Когда Пластунов уже лежал на госпитальной койке, Соне чудилось, будто она еще едет с ним в качающейся «эмке», которая несется вперед сквозь ветер и снежную бурю.
— Девушка, а девушка! — услышала она шепот госпитальной сестры. — Что вы тут томитесь? На вас лица нет. У больного глубокий обморок… Вы кто ему — сестра, дочь?
— Я… мы вместе с ним работаем на заводе…
— Идите, идите домой…
После смены, зайдя на несколько минут домой, чтобы переодеться, Соня побежала в госпиталь. Задыхаясь, она вошла в палату и неслышно села около постели Пластуиова. Забыв обо всем, она смотрела на него. Он лежал, плотно закрыв глаза, перевязанный толстым слоем бинтов.
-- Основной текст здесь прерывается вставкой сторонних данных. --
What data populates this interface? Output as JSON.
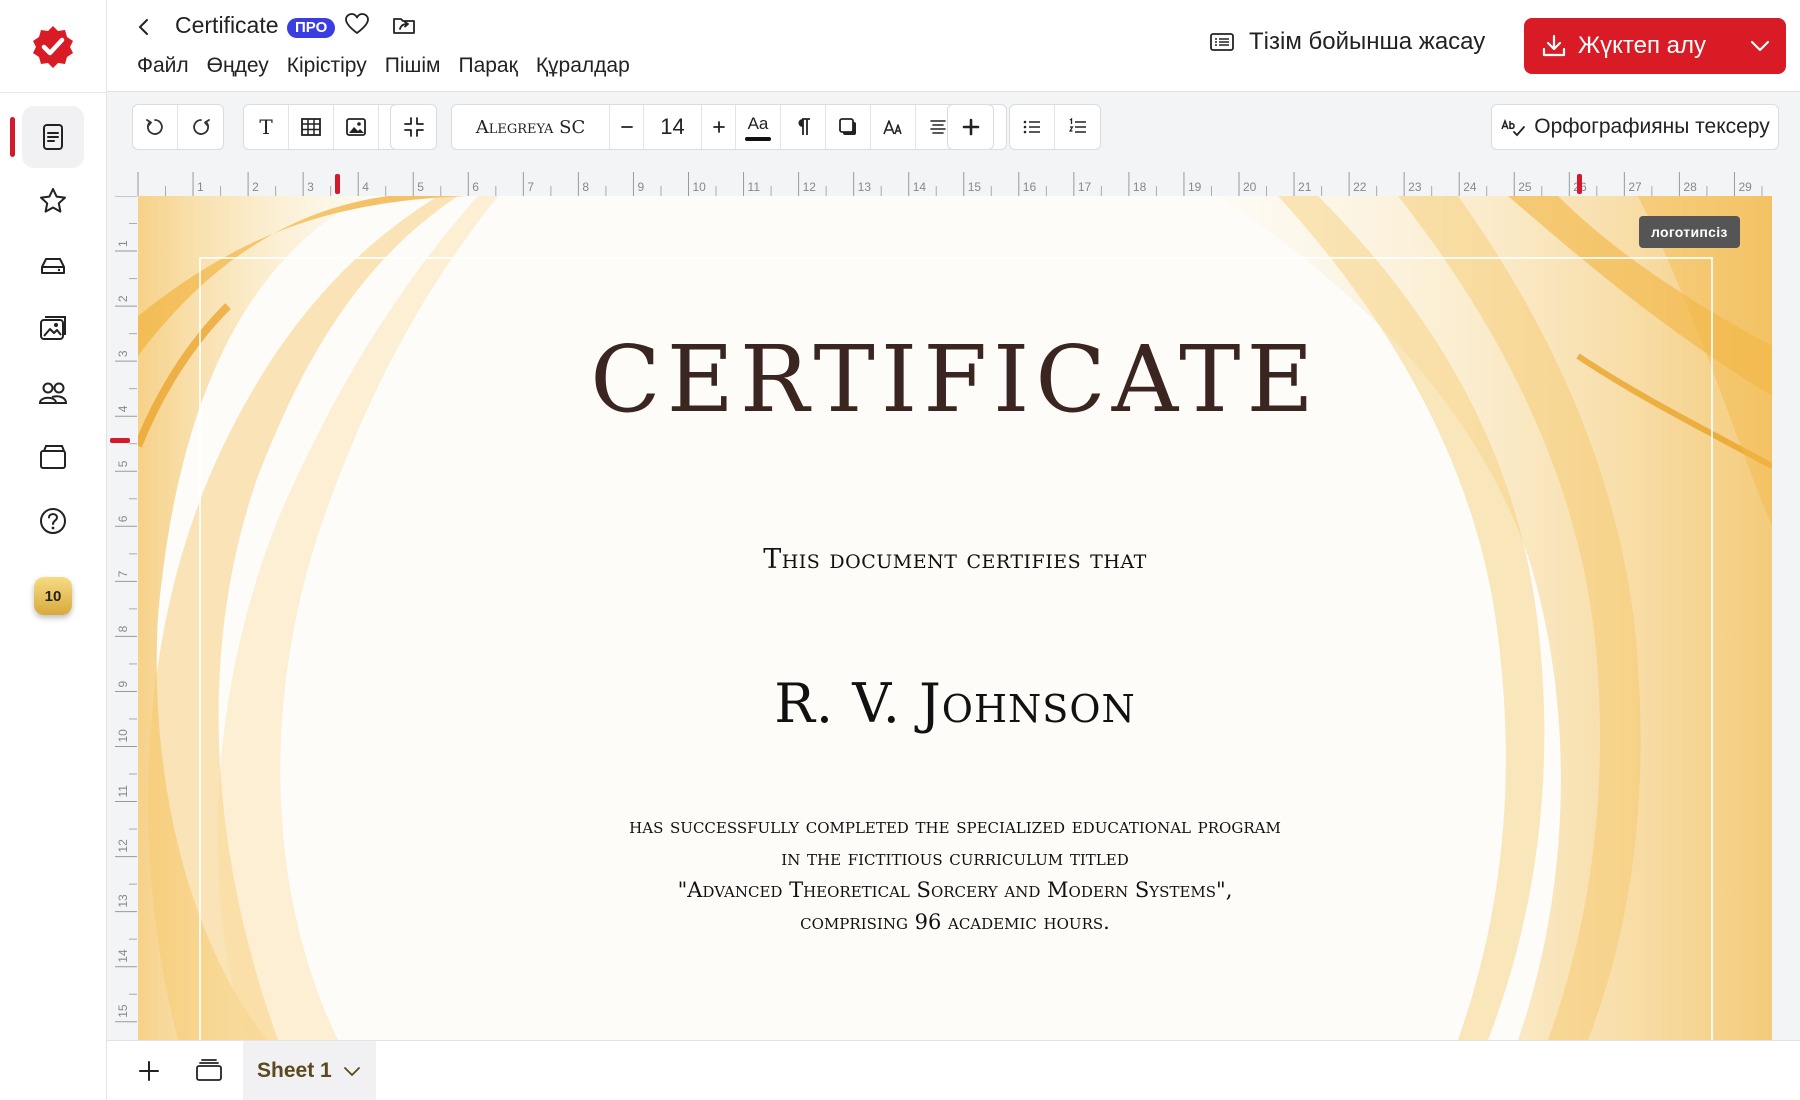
{
  "header": {
    "doc_title": "Certificate",
    "pro_badge": "ПРО",
    "menu": [
      "Файл",
      "Өңдеу",
      "Кірістіру",
      "Пішім",
      "Парақ",
      "Құралдар"
    ],
    "list_create_label": "Тізім бойынша жасау",
    "download_label": "Жүктеп алу"
  },
  "sidebar": {
    "badge_count": "10",
    "items": [
      "document-icon",
      "star-icon",
      "drive-icon",
      "images-icon",
      "users-icon",
      "folder-icon",
      "help-icon"
    ]
  },
  "toolbar": {
    "font_name": "Alegreya SC",
    "font_size": "14",
    "text_tool": "T",
    "case_label": "Aa",
    "spellcheck_label": "Орфографияны тексеру"
  },
  "ruler": {
    "top_labels": [
      "1",
      "2",
      "3",
      "4",
      "5",
      "6",
      "7",
      "8",
      "9",
      "10",
      "11",
      "12",
      "13",
      "14",
      "15",
      "16",
      "17",
      "18",
      "19",
      "20",
      "21",
      "22",
      "23",
      "24",
      "25",
      "26",
      "27",
      "28",
      "29"
    ],
    "left_labels": [
      "1",
      "2",
      "3",
      "4",
      "5",
      "6",
      "7",
      "8",
      "9",
      "10",
      "11",
      "12",
      "13",
      "14",
      "15"
    ]
  },
  "canvas": {
    "no_logo_label": "логотипсіз",
    "title": "CERTIFICATE",
    "subtitle": "This document certifies that",
    "recipient": "R. V. Johnson",
    "body": [
      "has successfully completed the specialized educational program",
      "in the fictitious curriculum titled",
      "\"Advanced Theoretical Sorcery and Modern Systems\",",
      "comprising 96 academic hours."
    ]
  },
  "bottom": {
    "sheet_label": "Sheet 1"
  },
  "colors": {
    "accent": "#d81b25",
    "pro": "#3a3ee0",
    "title": "#3b2521"
  }
}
От левого виска, задев веко и расползшись до половины щеки, на лице его багровел огромный синяк, которого вчера не было.
— Что это? — испуганным шепотом спросила Соня у дежурной сестры.
— Кровоподтек… Это хорошо, что за ночь он вышел наружу, — разъяснила сестра.
Соня сидела, стиснув руки на коленях и желая одного: хоть на миг увидеть его взгляд. Наконец еле уловимая дрожь пробежала по его лицу, и блаженная радость разлилась в груди Сони.
— Дмитрий Никитич… — позвала она.
Глаза его приоткрылись. С бьющимся до боли сердцем Соня опять позвала его.
Пластунов открыл глаза..
— Соня… — шепнул он одними губами. — Соня… — и закрыл глаза.
На другой день, когда Соня подошла к постели Пластунова, он посмотрел на нее ярко заблестевшими глазами, лицо его пылало.
— У вас жар, Дмитрий Никитич!
— Пустяки, — беспечно ответил он. — Главное — я очнулся, а температура еще будет держаться, пока не затянется рана, полученная столь нелепым образом!
Потом он начал вышучивать свой «романтический вид» и, наконец, спросил:
— Соня, это вас не пугает?
— Но ведь все равно это вы, — ответила она просто и увидела, что обрадовала его.
На третий день Дмитрий Никитич сказал Соне:
— Как видите, у меня здесь нежданно-негаданно появилась уйма свободного времени, и можно будет приняться всерьез за диссертацию, ту самую, о которой мы с вами тогда разговаривали… помните?
— Как же я могу забыть об этом!
— Буду просить вашей помощи, Соня, — мне нужны кое-какие книги, материалы. Но здесь найти их невозможно. Придется написать несколько писем в Москву, чтобы мои друзья выслали мне нужные пособия. Согласны вы иногда быть моим секретарем, Соня?
А когда она это обещала ему, Дмитрий Никитич сказал шутливо:
— Вот видите, теперь я целиком в ваших руках!
Приказ директора о назначении Игоря Чувилева сменным мастером совпал с появлением в газете «Кленовская правда» статьи о массовом применении приспособлении Игоря Чувилева и Игоря Семенова на Кленовском заводе.
— Ну, Игорек, тебе везет: добрым словом тебя новая работа встречает! С завтрашнего дня, с восьмого апреля сорок четвертого года, ты уже не бригадир Чувилев, а руководитель смены, — говорил Артем, сидя с Чувилевым в своей будочке, которая громко именовалась на дощечке кабинетом главного инженера.